Bloomberg noted that the investment raised questions about why Singapore-based Terraform’s founder Do Kwon had fled to Montenegro, a tiny Balkan country of fewer than a million people.
Spajic’s LinkedIn page shows that he worked in Singapore’s financial industry from 2014 to late 2020 — a period during which the investment was made — before returning to Montenegro to become finance minister.
Montenegro newspaper Vijesti first broke the story, reporting that Spajic’s Terraform holdings had increased to $90 million in value at one point. Vijesti is printed in Croatian and the article was machine translated.
Spajic had previously said that the company where he worked had made the investment, and not him personally, according to Vijesti.
The newspaper said Spajic had declined to comment on the story.
Montenegro’s political opposition has demanded Spajic’s resignation.
Criminal litigation
Terraform Labs, which filed for Chapter 11 bankruptcy earlier this year, must pay the US Securities and Exchange Commission $4.47 billion in penalties to resolve a civil lawsuit, DL News reported earlier this month.
Kwon, also the target of ongoing criminal litigation from the US Justice Department, must pay another $204 million to the SEC.

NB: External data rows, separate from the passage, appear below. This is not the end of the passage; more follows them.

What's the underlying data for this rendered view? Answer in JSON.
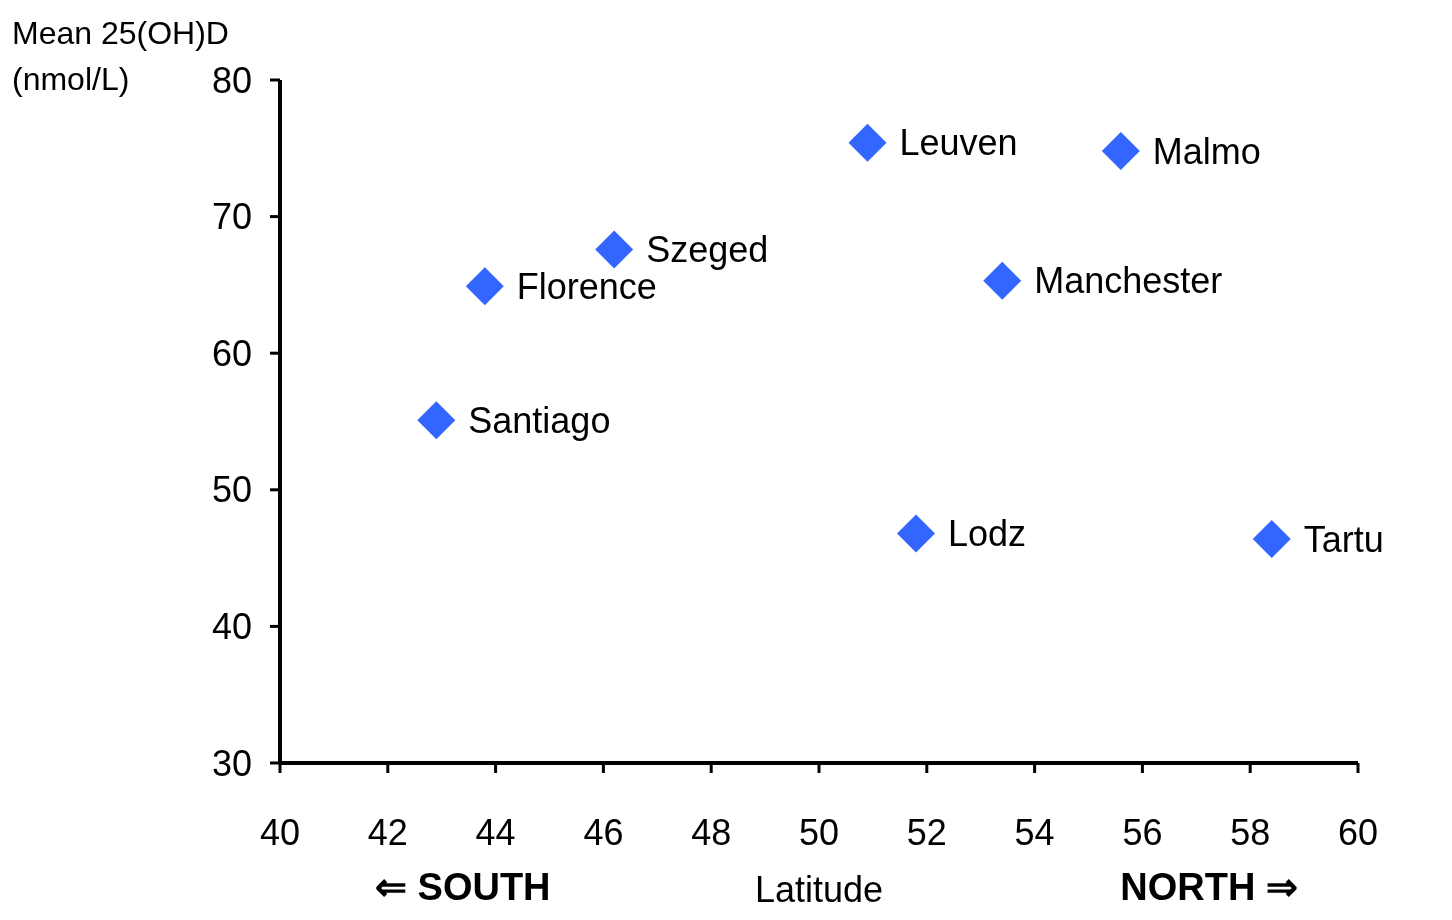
{
  "chart_data": {
    "type": "scatter",
    "xlabel": "Latitude",
    "ylabel": "Mean 25(OH)D (nmol/L)",
    "x": [
      42.9,
      43.8,
      46.2,
      50.9,
      51.8,
      53.4,
      55.6,
      58.4
    ],
    "series": [
      {
        "color": "#3366ff",
        "values": [
          55.1,
          64.9,
          67.6,
          75.4,
          46.8,
          65.3,
          74.8,
          46.4
        ]
      }
    ],
    "xlim": [
      40,
      60
    ],
    "xticks": [
      40,
      42,
      44,
      46,
      48,
      50,
      52,
      54,
      56,
      58,
      60
    ],
    "ylim": [
      30,
      80
    ],
    "yticks": [
      30,
      40,
      50,
      60,
      70,
      80
    ],
    "grid": false,
    "marker": "diamond",
    "annotations": [
      "⇐ SOUTH",
      "NORTH ⇒",
      {
        "text": "Santiago",
        "x": 42.9,
        "y": 55.1
      },
      {
        "text": "Florence",
        "x": 43.8,
        "y": 64.9
      },
      {
        "text": "Szeged",
        "x": 46.2,
        "y": 67.6
      },
      {
        "text": "Leuven",
        "x": 50.9,
        "y": 75.4
      },
      {
        "text": "Lodz",
        "x": 51.8,
        "y": 46.8
      },
      {
        "text": "Manchester",
        "x": 53.4,
        "y": 65.3
      },
      {
        "text": "Malmo",
        "x": 55.6,
        "y": 74.8
      },
      {
        "text": "Tartu",
        "x": 58.4,
        "y": 46.4
      }
    ]
  }
}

The agreement follows a jury verdict in April that found Terraform and Kwon liable for fraud.
The documents that list the initial Terraform investors in a table, including Prajik, were compiled and submitted to the court by SEC Assistant Chief Accountant Avron Elbaum.
In 2023, Kwon was sentenced to four months in prison in Montenegro after he was apprehended at the airport in the capital Podgorica using a fake Costa Rican passport as he attempted to leave for Dubai.
He was released from prison in March on bail in Montenegro, and since then has been caught up in competing extradition demands from both the US and South Korea, his home country.